No concluyeron allí las intrigas de los dioses. Es más, los caballeros del Olimpo elevaron la apuesta. Unos años después Jaime se traslada a su actual casa en el barrio Montparnasse, un departamento ubicado al frente de la Plaza Cataluña. Y un mediodía, mientras con su esposa María Angélica regresaban de hacer las compras del mercado callejero (que aún hoy funciona frente al cementerio Montparnasse que alguna vez visité para rendirle mi homenaje laico a Cortázar, Simone de Beauvoir y Jean Paul Sartre) y mientras caminaban por la calle Comandante Mouchotte, no solo que se encuentran con Juani que también había salido a hacer unos mandados, sino que allí se enteran que él vive en el edificio de enfrente, con sus ventanales que daban al Hotel Meridien y a las torres de las galerías Lafayette. O sea, que ahora y hasta el momento de la muerte de Juani, en junio de 2005, serán lo que se dice vecinos, cenaban y almorzaban juntos con frecuencia, recorrían juntos algunos bares de Montparnasse y más de una vez recordaban el cielo, las noches y las lluvias de aquella región a la que ambos pertenecían. No todo es tan azaroso y arbitrario.

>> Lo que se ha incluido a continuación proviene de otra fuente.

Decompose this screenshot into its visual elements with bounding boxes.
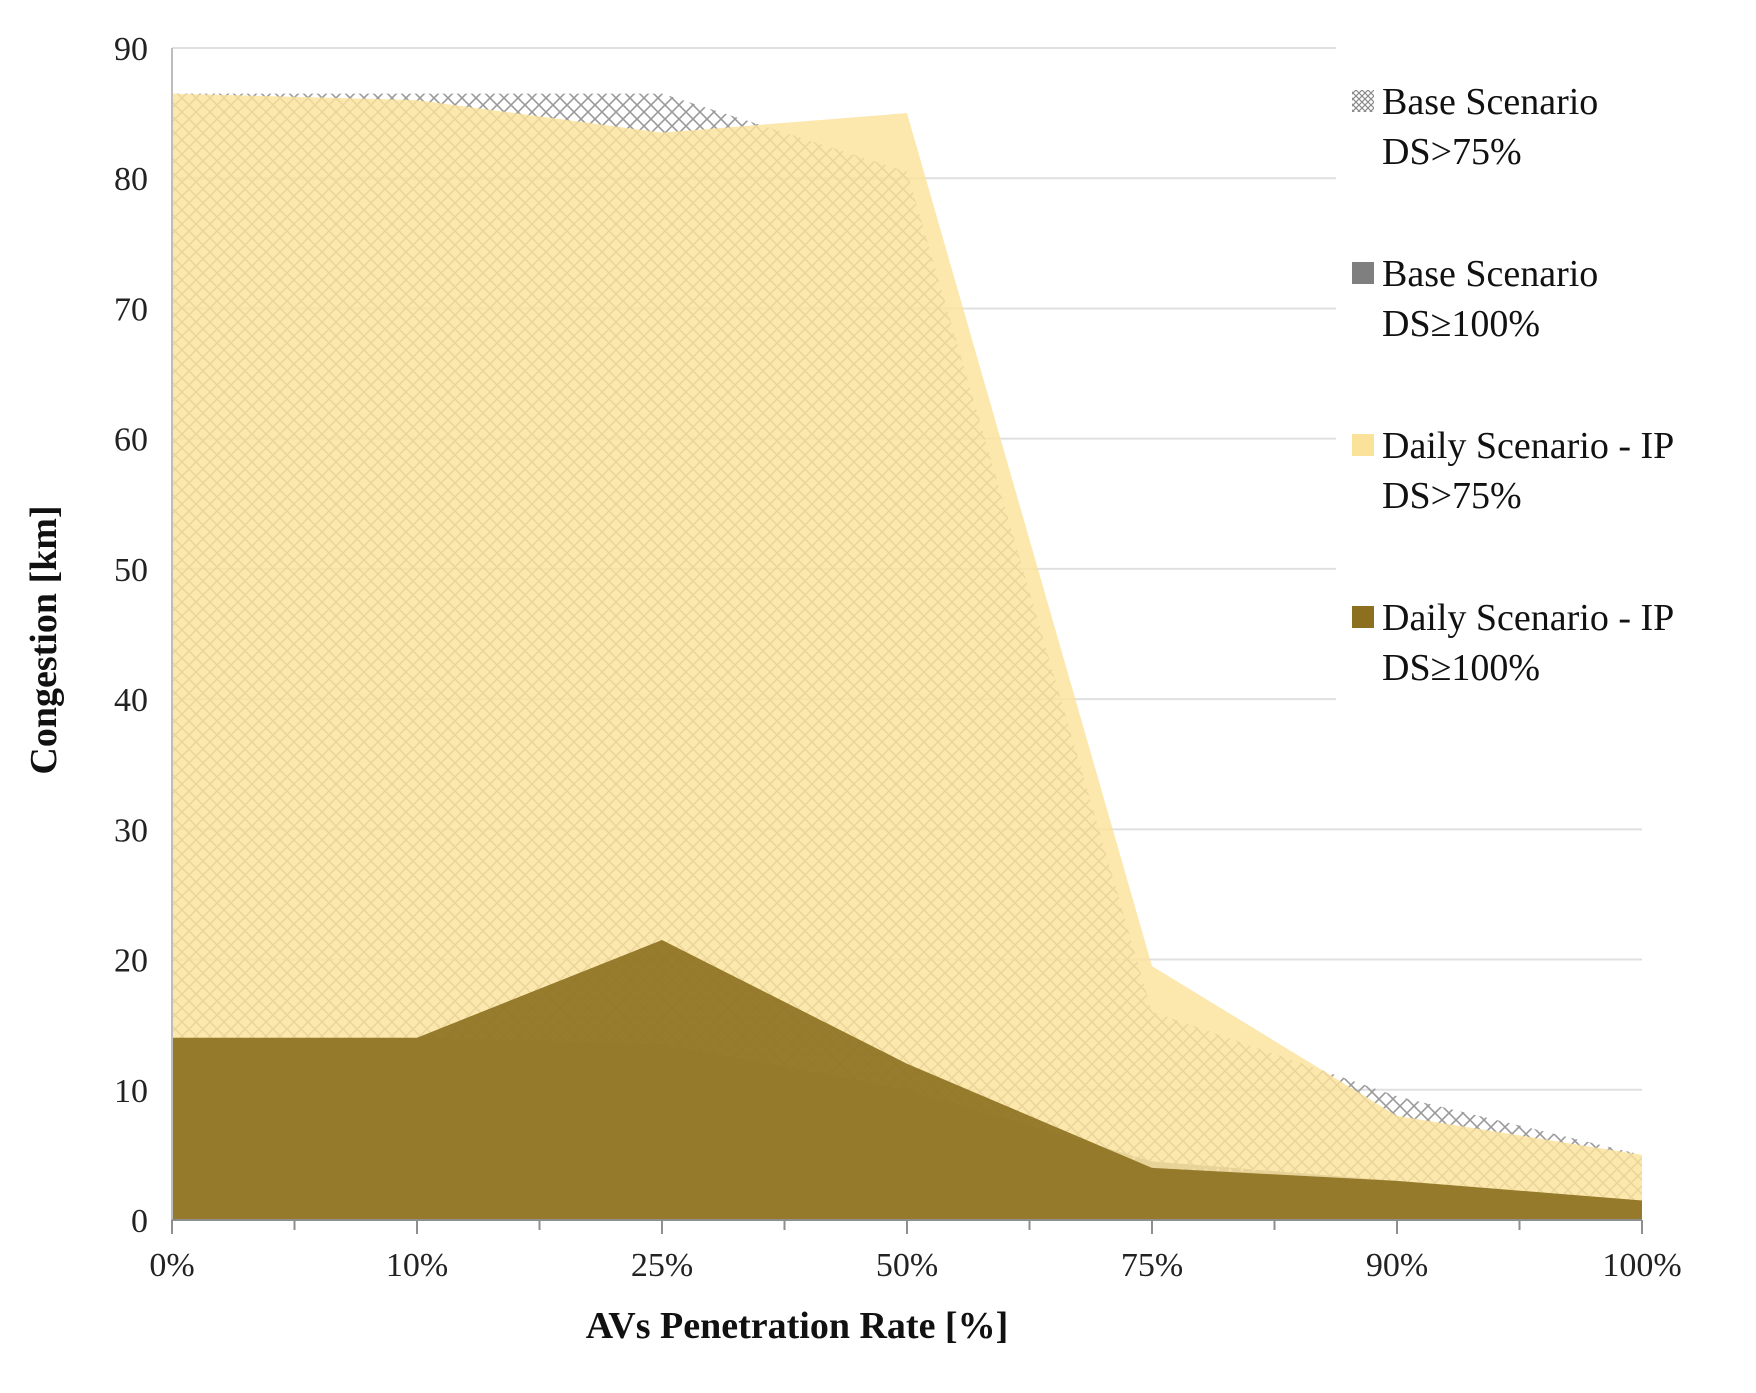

Fue Juani precisamente el que alguna vez escribió que «Santa Fe es el patio de mi casa en París». Patio o barrio, lo cierto es que en el corazón de Montparnasse, en pleno París, dos santafesinos caminaban por sus calles, se visitaban con frecuencia o compartían un café y hablaban con la misma entonación y los mismos giros verbales que hubieran empleado tomando un café o disfrutando un liso en el Baviera o en La Modelo de calle Mendoza, a tres o cuatro cuadras donde hasta el día de hoy se levanta la casa donde vivió Juani, casa protagonista de algunos de sus mejores relatos.